Sommertage Getränkewirtschaft“ als Branchentreff etabliert

von Monika Busch

Die “Sommertage GetränkeWirtschaft“ sind als Branchentreff etabliert. Als “Who is who” der Branche könnte das dritte Zusammentreffen diesjährig in Leipzig (23. bis 25. August) bezeichnet werden. Rund 400 Entscheider aus Marketing, Verkauf, Vertrieb und Handel kommunizierten ?eifrig“. Das Motto ?Realität und Visionen im Getränkemarketing“ ließ viel Spielraum für Dialoge und auch durchaus kontroverse Diskussionen.

Immer wieder wird über Sinn und Zweck von Veranstaltungen und Seminaren in der Getränkebranche diskutiert. Neben einem nicht unerheblichen Kostenaufwand schlägt letztlich auch immer der Zeitfaktor zu Buche, denn: ?Time is Money” – auch in der Getränkebranche. Jedoch, eine hochkarätige Veranstaltung, wie die jetzige in Leipzig, veranstaltet von Rüdiger Ruoss und der Lebensmittel Zeitung (LZ), wird nach wie vor stark frequentiert.

Und dieses zeigt auch die Struktur der Teilnehmer aus LEH, GFGH und Industrie. Über die Hälfte (53 Prozent) hatten Positionen in Vorstand und Geschäftsleitung inne beziehungsweise waren Inhaber. 31 Prozent kamen aus entscheidenden Positionen im Verkauf/Marketing. Zu 16 Prozent waren Key Accounts/Vertriebsleitung vertreten.

Das Programm sollte nicht nur den unternehmerischen Weitblick schärfen, sondern auch nachdenklich stimmen. Um beispielsweise für die eigene Strategie über den Tellerrand hinaus Hinweise und Ansätze zu finden, wie bei dem Thema “Wertevernichtung, Preisdumping und Wertschöpfung“. Hierzu formulierte Michael Schellenberger, Chefredakteur der LZ treffend: “Der Handel gibt ständig einen aus und niemand sagt Danke.”

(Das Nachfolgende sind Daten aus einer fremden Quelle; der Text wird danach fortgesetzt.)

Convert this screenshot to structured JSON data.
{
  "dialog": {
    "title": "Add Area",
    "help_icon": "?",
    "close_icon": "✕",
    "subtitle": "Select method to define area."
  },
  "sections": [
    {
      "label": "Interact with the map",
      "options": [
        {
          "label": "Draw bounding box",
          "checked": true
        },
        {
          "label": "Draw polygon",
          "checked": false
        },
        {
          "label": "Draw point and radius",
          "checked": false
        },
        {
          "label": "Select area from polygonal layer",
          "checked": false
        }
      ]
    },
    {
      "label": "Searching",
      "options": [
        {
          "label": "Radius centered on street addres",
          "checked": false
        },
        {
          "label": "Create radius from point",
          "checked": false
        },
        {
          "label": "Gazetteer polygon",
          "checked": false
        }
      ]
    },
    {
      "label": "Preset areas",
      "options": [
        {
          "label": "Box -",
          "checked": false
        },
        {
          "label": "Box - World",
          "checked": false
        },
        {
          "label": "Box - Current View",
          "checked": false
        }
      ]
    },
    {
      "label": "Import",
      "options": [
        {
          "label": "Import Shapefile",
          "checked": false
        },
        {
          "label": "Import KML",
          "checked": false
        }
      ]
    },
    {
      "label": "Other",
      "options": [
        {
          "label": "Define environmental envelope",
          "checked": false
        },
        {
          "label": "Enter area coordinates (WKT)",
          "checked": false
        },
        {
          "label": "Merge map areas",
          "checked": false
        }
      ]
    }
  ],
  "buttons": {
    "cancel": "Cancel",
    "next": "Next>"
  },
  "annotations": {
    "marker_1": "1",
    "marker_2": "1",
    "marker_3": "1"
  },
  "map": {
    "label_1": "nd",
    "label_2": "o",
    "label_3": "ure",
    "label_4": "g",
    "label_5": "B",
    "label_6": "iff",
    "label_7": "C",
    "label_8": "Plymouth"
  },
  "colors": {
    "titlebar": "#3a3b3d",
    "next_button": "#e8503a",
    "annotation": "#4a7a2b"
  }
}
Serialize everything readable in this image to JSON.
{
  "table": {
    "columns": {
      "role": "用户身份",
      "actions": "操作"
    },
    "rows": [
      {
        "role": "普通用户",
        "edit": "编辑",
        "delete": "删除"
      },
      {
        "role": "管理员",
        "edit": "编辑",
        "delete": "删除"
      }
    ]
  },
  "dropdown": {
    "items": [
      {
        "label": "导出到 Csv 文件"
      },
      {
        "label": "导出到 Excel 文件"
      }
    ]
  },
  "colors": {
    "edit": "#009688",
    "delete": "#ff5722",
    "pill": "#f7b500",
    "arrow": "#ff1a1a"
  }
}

Selbst Standing Ovations fehlten auf dieser Veranstaltung nicht. Bundesaußenminister a. D. Dr. Hans-Dietrich Genscher zog das Auditorium mit seinem Vortrag ?Die Wiedervereinigung. 10 Jahre danach.“ in seinen Bann. Fesselnd und humoristisch gab er einen Einblick hinter die “Polit-Kulissen“ und in das “Polit-Theater“.

Sichtlich gelöst und sehr engagiert referierte er über die Geschehnisse vor und nach der Wende und nutzte die Gelegenheit auch, um auf die jetzige Situation einzugehen. Hart kritisierte er die Bildungspolitik in Deutschland: “Wir haben die ältesten Abiturienten und die jüngsten Rentner. Mit dieser Struktur kann heute niemand mehr im internationalen Wettbewerb bestehen“ Auch ein Schmankerl fehlte in seinen Vortrag nicht. So erläuterte er beispielsweise sein Verständnis von “Diplomatie“. Jeder Außenminister habe in seinem Büro eine Weltkarte. Genscher selbst, habe seinerzeit jedoch darauf verzichtet und anstelle der Weltkarte einen Globus auf seinen Schreibtisch gestellt. Damit habe er sich jederzeit auf die Besuche der Außenminister einstellen können, indem er den Globus immer sichtbar auf das jeweilige Land eingestellt habe. So habe jeder Außenminister das Gefühl gehabt, dass sein Land wichtig sei. Günther Guder, geschäftsführender Vorstand des Bundesverbandes des Deutschen GFGH, mahnte in seiner Begrüßungsrede das viel strapazierte Thema “Partnerschaftliche Zusammenarbeit“, insbesondere in Bezug auf Preise und Konditionen, Gebindepolitik und Umstellung von D-Mark auf Euro“ an.

Dieses sei aus der Sicht des Getränkefachgroßhandel sowohl heute als auch in Zukunft von großer Wichtigkeit. Seine Frage für den gesamten Getränkefachgroßhandel an Industrie und Handel lautete: “Wollen wir nun oder wollen wir nicht!? Denn Lippenbekenntnisse allein genügen nicht!”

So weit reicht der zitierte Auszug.